Unser Treffen im Februar stand ganz im Zeichen des Malers Alexej von Jawlensky. 1864 in Torschok geboren, lebte er von 1896 bis 1914 in München. Der Kriegsausbruch zwang ihn zur Auswanderung in die Schweiz. 1921 siedelte er nach Wiesbaden über, wo er 1941 starb. Anlässlich der Wiederkehr seines 150. Geburtstages widmete das Museum Wiesbaden, das die weltweit bedeutendste Sammlung des Künstlers besitzt, dem russischen Maler unter dem Titel Horizont Jawlensky eine Ausstellung der in seiner Münchner Zeit geschaffenen Werke.

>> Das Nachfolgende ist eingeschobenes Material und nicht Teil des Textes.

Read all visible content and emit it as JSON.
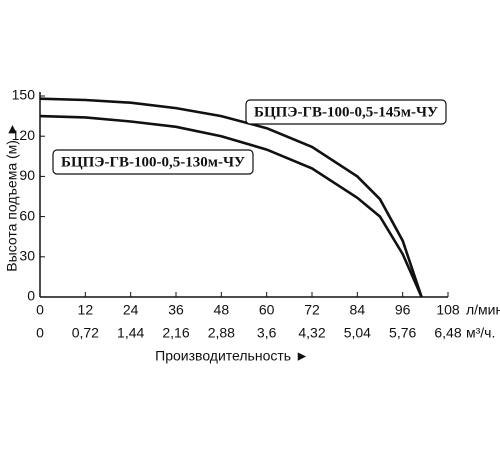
{
  "chart_data": {
    "type": "line",
    "y_label": "Высота подъема (м) ►",
    "x_label": "Производительность ►",
    "x_unit": "л/мин.",
    "x2_unit": "м³/ч.",
    "x": [
      0,
      12,
      24,
      36,
      48,
      60,
      72,
      84,
      90,
      96,
      101
    ],
    "series": [
      {
        "name": "БЦПЭ-ГВ-100-0,5-145м-ЧУ",
        "color": "#111111",
        "values": [
          148,
          147,
          145,
          141,
          135,
          126,
          112,
          90,
          73,
          42,
          0
        ]
      },
      {
        "name": "БЦПЭ-ГВ-100-0,5-130м-ЧУ",
        "color": "#111111",
        "values": [
          135,
          134,
          131,
          127,
          120,
          110,
          96,
          74,
          60,
          32,
          0
        ]
      }
    ],
    "xlim": [
      0,
      108
    ],
    "xticks": [
      0,
      12,
      24,
      36,
      48,
      60,
      72,
      84,
      96,
      108
    ],
    "x2lim": [
      0,
      6.48
    ],
    "x2ticks": [
      0,
      {
        "value": 0.72,
        "label": "0,72"
      },
      {
        "value": 1.44,
        "label": "1,44"
      },
      {
        "value": 2.16,
        "label": "2,16"
      },
      {
        "value": 2.88,
        "label": "2,88"
      },
      {
        "value": 3.6,
        "label": "3,6"
      },
      {
        "value": 4.32,
        "label": "4,32"
      },
      {
        "value": 5.04,
        "label": "5,04"
      },
      {
        "value": 5.76,
        "label": "5,76"
      },
      {
        "value": 6.48,
        "label": "6,48"
      }
    ],
    "ylim": [
      0,
      150
    ],
    "yticks": [
      0,
      30,
      60,
      90,
      120,
      150
    ],
    "grid": false
  }
}
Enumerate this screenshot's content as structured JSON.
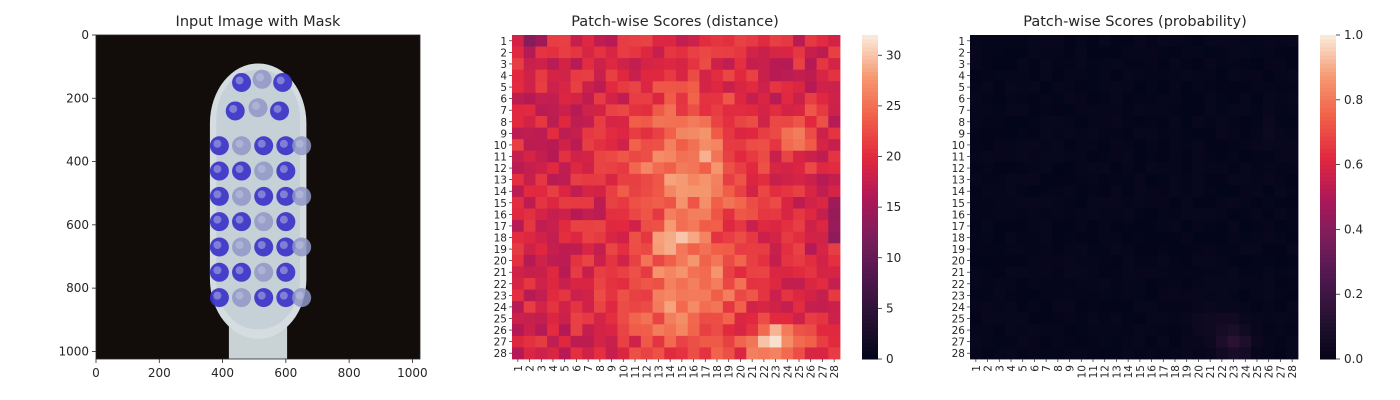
{
  "chart_data": [
    {
      "type": "image",
      "title": "Input Image with Mask",
      "xlim": [
        0,
        1024
      ],
      "ylim": [
        1024,
        0
      ],
      "x_ticks": [
        0,
        200,
        400,
        600,
        800,
        1000
      ],
      "y_ticks": [
        0,
        200,
        400,
        600,
        800,
        1000
      ],
      "background_color": "#120d0b",
      "mask_color": "#3a32c8"
    },
    {
      "type": "heatmap",
      "title": "Patch-wise Scores (distance)",
      "grid_size": 28,
      "x_ticks": [
        "1",
        "2",
        "3",
        "4",
        "5",
        "6",
        "7",
        "8",
        "9",
        "10",
        "11",
        "12",
        "13",
        "14",
        "15",
        "16",
        "17",
        "18",
        "19",
        "20",
        "21",
        "22",
        "23",
        "24",
        "25",
        "26",
        "27",
        "28"
      ],
      "y_ticks": [
        "1",
        "2",
        "3",
        "4",
        "5",
        "6",
        "7",
        "8",
        "9",
        "10",
        "11",
        "12",
        "13",
        "14",
        "15",
        "16",
        "17",
        "18",
        "19",
        "20",
        "21",
        "22",
        "23",
        "24",
        "25",
        "26",
        "27",
        "28"
      ],
      "colorbar": {
        "min": 0,
        "max": 32,
        "ticks": [
          0,
          5,
          10,
          15,
          20,
          25,
          30
        ]
      },
      "colormap": "rocket",
      "background_level": 19,
      "hotspots": [
        {
          "cx": 15.5,
          "cy": 12,
          "rx": 5.5,
          "ry": 7,
          "value": 27
        },
        {
          "cx": 15.5,
          "cy": 22,
          "rx": 5.5,
          "ry": 7,
          "value": 27
        },
        {
          "cx": 14.5,
          "cy": 18,
          "rx": 3,
          "ry": 3,
          "value": 29
        },
        {
          "cx": 17,
          "cy": 10,
          "rx": 2,
          "ry": 3,
          "value": 29
        },
        {
          "cx": 23,
          "cy": 27,
          "rx": 3,
          "ry": 1.6,
          "value": 31
        },
        {
          "cx": 25,
          "cy": 9,
          "rx": 2,
          "ry": 2.5,
          "value": 24
        }
      ]
    },
    {
      "type": "heatmap",
      "title": "Patch-wise Scores (probability)",
      "grid_size": 28,
      "x_ticks": [
        "1",
        "2",
        "3",
        "4",
        "5",
        "6",
        "7",
        "8",
        "9",
        "10",
        "11",
        "12",
        "13",
        "14",
        "15",
        "16",
        "17",
        "18",
        "19",
        "20",
        "21",
        "22",
        "23",
        "24",
        "25",
        "26",
        "27",
        "28"
      ],
      "y_ticks": [
        "1",
        "2",
        "3",
        "4",
        "5",
        "6",
        "7",
        "8",
        "9",
        "10",
        "11",
        "12",
        "13",
        "14",
        "15",
        "16",
        "17",
        "18",
        "19",
        "20",
        "21",
        "22",
        "23",
        "24",
        "25",
        "26",
        "27",
        "28"
      ],
      "colorbar": {
        "min": 0.0,
        "max": 1.0,
        "ticks": [
          "0.0",
          "0.2",
          "0.4",
          "0.6",
          "0.8",
          "1.0"
        ]
      },
      "colormap": "rocket",
      "background_level": 0.01,
      "hotspots": [
        {
          "cx": 23,
          "cy": 27,
          "rx": 1.5,
          "ry": 1.5,
          "value": 0.14
        },
        {
          "cx": 22,
          "cy": 26,
          "rx": 2.5,
          "ry": 2,
          "value": 0.06
        },
        {
          "cx": 26,
          "cy": 9,
          "rx": 1,
          "ry": 1,
          "value": 0.04
        }
      ]
    }
  ]
}
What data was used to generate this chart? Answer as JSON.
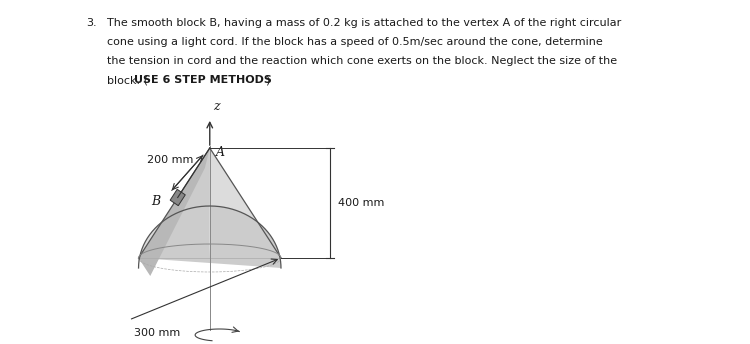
{
  "title_num": "3.",
  "line1": "The smooth block B, having a mass of 0.2 kg is attached to the vertex A of the right circular",
  "line2": "cone using a light cord. If the block has a speed of 0.5m/sec around the cone, determine",
  "line3": "the tension in cord and the reaction which cone exerts on the block. Neglect the size of the",
  "line4_normal": "block. (",
  "line4_bold": "USE 6 STEP METHODS",
  "line4_end": ")",
  "label_A": "A",
  "label_B": "B",
  "label_z": "z",
  "label_200mm": "200 mm",
  "label_400mm": "400 mm",
  "label_300mm": "300 mm",
  "bg_color": "#ffffff",
  "text_color": "#1a1a1a",
  "cone_light": "#e0e0e0",
  "cone_mid": "#c8c8c8",
  "cone_dark": "#b0b0b0",
  "cone_darker": "#999999",
  "outline_color": "#555555",
  "dim_color": "#333333"
}
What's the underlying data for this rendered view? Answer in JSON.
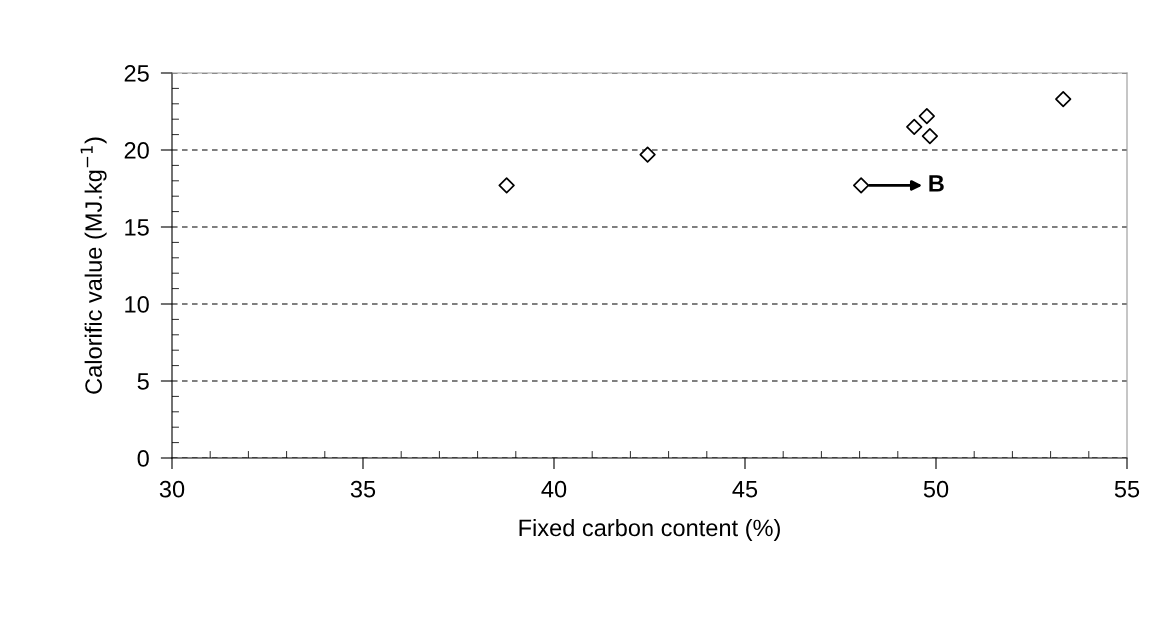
{
  "chart_data": {
    "type": "scatter",
    "xlabel": "Fixed carbon content (%)",
    "ylabel": "Calorific value (MJ.kg$^{−1}$)",
    "x": [
      38.76,
      42.45,
      48.04,
      49.43,
      49.76,
      49.84,
      53.33
    ],
    "values": [
      17.7,
      19.7,
      17.7,
      21.5,
      22.2,
      20.9,
      23.3
    ],
    "color": "#000000",
    "marker": "diamond",
    "xlim": [
      30,
      55
    ],
    "xticks": [
      30,
      35,
      40,
      45,
      50,
      55
    ],
    "ylim": [
      0,
      25
    ],
    "yticks": [
      0,
      5,
      10,
      15,
      20,
      25
    ],
    "grid": "y",
    "legend": false,
    "annotations": [
      {
        "text": "B",
        "x": 48.04,
        "y": 17.7
      }
    ]
  }
}
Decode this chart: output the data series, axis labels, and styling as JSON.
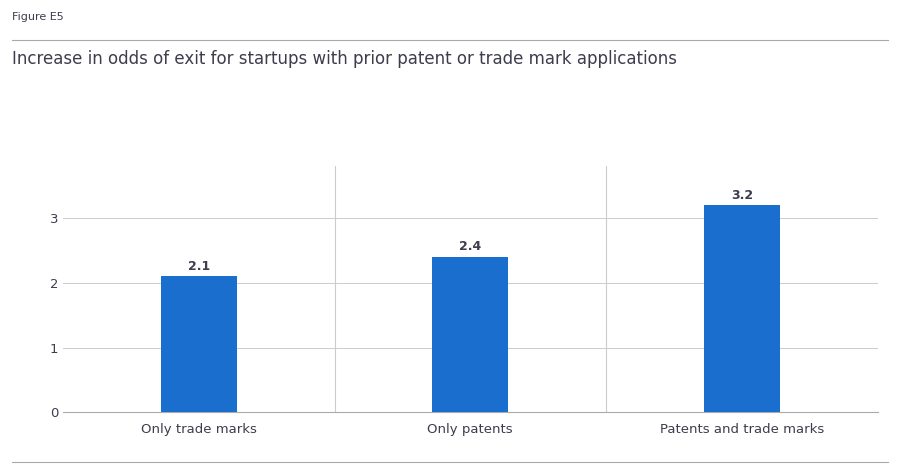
{
  "figure_label": "Figure E5",
  "title": "Increase in odds of exit for startups with prior patent or trade mark applications",
  "categories": [
    "Only trade marks",
    "Only patents",
    "Patents and trade marks"
  ],
  "values": [
    2.1,
    2.4,
    3.2
  ],
  "bar_color": "#1a6fce",
  "ylim": [
    0,
    3.8
  ],
  "yticks": [
    0,
    1,
    2,
    3
  ],
  "background_color": "#ffffff",
  "text_color": "#3d3d4e",
  "bar_width": 0.28,
  "title_fontsize": 12,
  "figure_label_fontsize": 8,
  "tick_label_fontsize": 9.5,
  "value_label_fontsize": 9,
  "grid_color": "#cccccc",
  "divider_color": "#cccccc",
  "border_color": "#aaaaaa"
}
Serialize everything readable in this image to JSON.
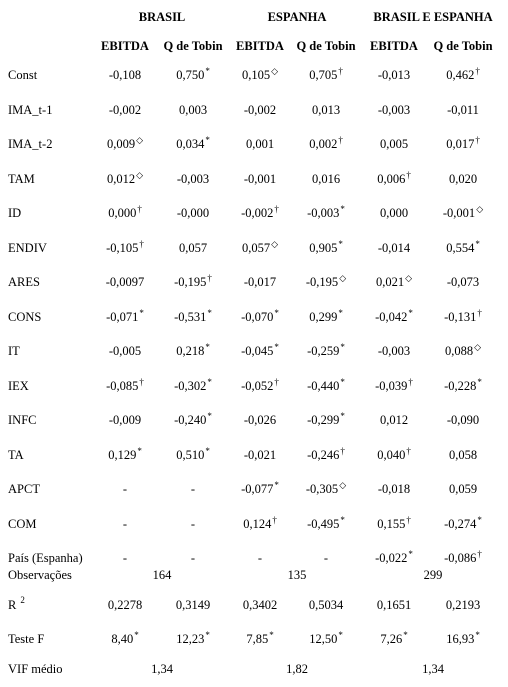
{
  "groups": [
    "BRASIL",
    "ESPANHA",
    "BRASIL E ESPANHA"
  ],
  "subheaders": [
    "EBITDA",
    "Q de Tobin",
    "EBITDA",
    "Q de Tobin",
    "EBITDA",
    "Q de Tobin"
  ],
  "rows": [
    {
      "label": "Const",
      "cells": [
        [
          "-0,108",
          ""
        ],
        [
          "0,750",
          "*"
        ],
        [
          "0,105",
          "◇"
        ],
        [
          "0,705",
          "†"
        ],
        [
          "-0,013",
          ""
        ],
        [
          "0,462",
          "†"
        ]
      ]
    },
    {
      "label": "IMA_t-1",
      "cells": [
        [
          "-0,002",
          ""
        ],
        [
          "0,003",
          ""
        ],
        [
          "-0,002",
          ""
        ],
        [
          "0,013",
          ""
        ],
        [
          "-0,003",
          ""
        ],
        [
          "-0,011",
          ""
        ]
      ]
    },
    {
      "label": "IMA_t-2",
      "cells": [
        [
          "0,009",
          "◇"
        ],
        [
          "0,034",
          "*"
        ],
        [
          "0,001",
          ""
        ],
        [
          "0,002",
          "†"
        ],
        [
          "0,005",
          ""
        ],
        [
          "0,017",
          "†"
        ]
      ]
    },
    {
      "label": "TAM",
      "cells": [
        [
          "0,012",
          "◇"
        ],
        [
          "-0,003",
          ""
        ],
        [
          "-0,001",
          ""
        ],
        [
          "0,016",
          ""
        ],
        [
          "0,006",
          "†"
        ],
        [
          "0,020",
          ""
        ]
      ]
    },
    {
      "label": "ID",
      "cells": [
        [
          "0,000",
          "†"
        ],
        [
          "-0,000",
          ""
        ],
        [
          "-0,002",
          "†"
        ],
        [
          "-0,003",
          "*"
        ],
        [
          "0,000",
          ""
        ],
        [
          "-0,001",
          "◇"
        ]
      ]
    },
    {
      "label": "ENDIV",
      "cells": [
        [
          "-0,105",
          "†"
        ],
        [
          "0,057",
          ""
        ],
        [
          "0,057",
          "◇"
        ],
        [
          "0,905",
          "*"
        ],
        [
          "-0,014",
          ""
        ],
        [
          "0,554",
          "*"
        ]
      ]
    },
    {
      "label": "ARES",
      "cells": [
        [
          "-0,0097",
          ""
        ],
        [
          "-0,195",
          "†"
        ],
        [
          "-0,017",
          ""
        ],
        [
          "-0,195",
          "◇"
        ],
        [
          "0,021",
          "◇"
        ],
        [
          "-0,073",
          ""
        ]
      ]
    },
    {
      "label": "CONS",
      "cells": [
        [
          "-0,071",
          "*"
        ],
        [
          "-0,531",
          "*"
        ],
        [
          "-0,070",
          "*"
        ],
        [
          "0,299",
          "*"
        ],
        [
          "-0,042",
          "*"
        ],
        [
          "-0,131",
          "†"
        ]
      ]
    },
    {
      "label": "IT",
      "cells": [
        [
          "-0,005",
          ""
        ],
        [
          "0,218",
          "*"
        ],
        [
          "-0,045",
          "*"
        ],
        [
          "-0,259",
          "*"
        ],
        [
          "-0,003",
          ""
        ],
        [
          "0,088",
          "◇"
        ]
      ]
    },
    {
      "label": "IEX",
      "cells": [
        [
          "-0,085",
          "†"
        ],
        [
          "-0,302",
          "*"
        ],
        [
          "-0,052",
          "†"
        ],
        [
          "-0,440",
          "*"
        ],
        [
          "-0,039",
          "†"
        ],
        [
          "-0,228",
          "*"
        ]
      ]
    },
    {
      "label": "INFC",
      "cells": [
        [
          "-0,009",
          ""
        ],
        [
          "-0,240",
          "*"
        ],
        [
          "-0,026",
          ""
        ],
        [
          "-0,299",
          "*"
        ],
        [
          "0,012",
          ""
        ],
        [
          "-0,090",
          ""
        ]
      ]
    },
    {
      "label": "TA",
      "cells": [
        [
          "0,129",
          "*"
        ],
        [
          "0,510",
          "*"
        ],
        [
          "-0,021",
          ""
        ],
        [
          "-0,246",
          "†"
        ],
        [
          "0,040",
          "†"
        ],
        [
          "0,058",
          ""
        ]
      ]
    },
    {
      "label": "APCT",
      "cells": [
        [
          "-",
          ""
        ],
        [
          "-",
          ""
        ],
        [
          "-0,077",
          "*"
        ],
        [
          "-0,305",
          "◇"
        ],
        [
          "-0,018",
          ""
        ],
        [
          "0,059",
          ""
        ]
      ]
    },
    {
      "label": "COM",
      "cells": [
        [
          "-",
          ""
        ],
        [
          "-",
          ""
        ],
        [
          "0,124",
          "†"
        ],
        [
          "-0,495",
          "*"
        ],
        [
          "0,155",
          "†"
        ],
        [
          "-0,274",
          "*"
        ]
      ]
    },
    {
      "label": "País (Espanha)",
      "cells": [
        [
          "-",
          ""
        ],
        [
          "-",
          ""
        ],
        [
          "-",
          ""
        ],
        [
          "-",
          ""
        ],
        [
          "-0,022",
          "*"
        ],
        [
          "-0,086",
          "†"
        ]
      ]
    }
  ],
  "observacoes": {
    "label": "Observações",
    "values": [
      "164",
      "135",
      "299"
    ]
  },
  "r2": {
    "label": "R",
    "sup": "2",
    "values": [
      "0,2278",
      "0,3149",
      "0,3402",
      "0,5034",
      "0,1651",
      "0,2193"
    ]
  },
  "testeF": {
    "label": "Teste F",
    "cells": [
      [
        "8,40",
        "*"
      ],
      [
        "12,23",
        "*"
      ],
      [
        "7,85",
        "*"
      ],
      [
        "12,50",
        "*"
      ],
      [
        "7,26",
        "*"
      ],
      [
        "16,93",
        "*"
      ]
    ]
  },
  "vif": {
    "label": "VIF médio",
    "values": [
      "1,34",
      "1,82",
      "1,34"
    ]
  }
}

In München traf Jawlensky auf die internationale Avantgarde: auf Lovis Corinth, Wassily Kandinski und Gabriele Münter. Anhand ausgewählter Gegenüberstellungen erklärte unsere Museumsführerin , wie Jawlensky durch deutsche und französische Maler inspiriert wurde und wie er sich vom unbekannten Realisten zum weltberühmten expressionistischen Maler entwickelte. Nach einem pointillistischen an Paul Signac erinnernden Exkurs hat Vincent van Gogh am nachhaltigsten auf Jawlensky gewirkt. Erwähnt seien das 1904 entstandene Selbstbildnis mit Zylinder sowie viele Landschaftsbilder. Später beschäftigte er sich mit Paul Cézanne. Aus dieser Zeit stammen nicht nur Stillleben sondern auch Landschaften und Portraits. Auch Paul Gauguin gehörte zu seinen Impulsgebern. In diese Zeit fiel die Gründung der „Neuen Künstlervereinigung München“ durch Jawlensky, seine langjährige Weggefährtin Marianne von Werefkin sowie das Künstlerpaar Kandinsky/Münter. Aus der Vereinigung ging 1911 der „Blaue Reiter“ hervor. Es folgten weitere fruchtbare Jahre. Bildnisse, Akte Stillleben und Landschaften, insbesondere seine einprägsamen Köpfe gingen in die Kunstgeschichte ein und verhalfen ihm zu Weltruhm. Aus dieser Zeit ist vor allem sein in Öl gemaltes Selbstbildnis aus dem Jahre 1912 bekannt geworden.

Von der Ausstellung sehr beindruckt machten wir uns auf den Weg zu „Chez Mamie“, wo wir den Abend bei Speis und Trank und guten Gesprächen beschlossen.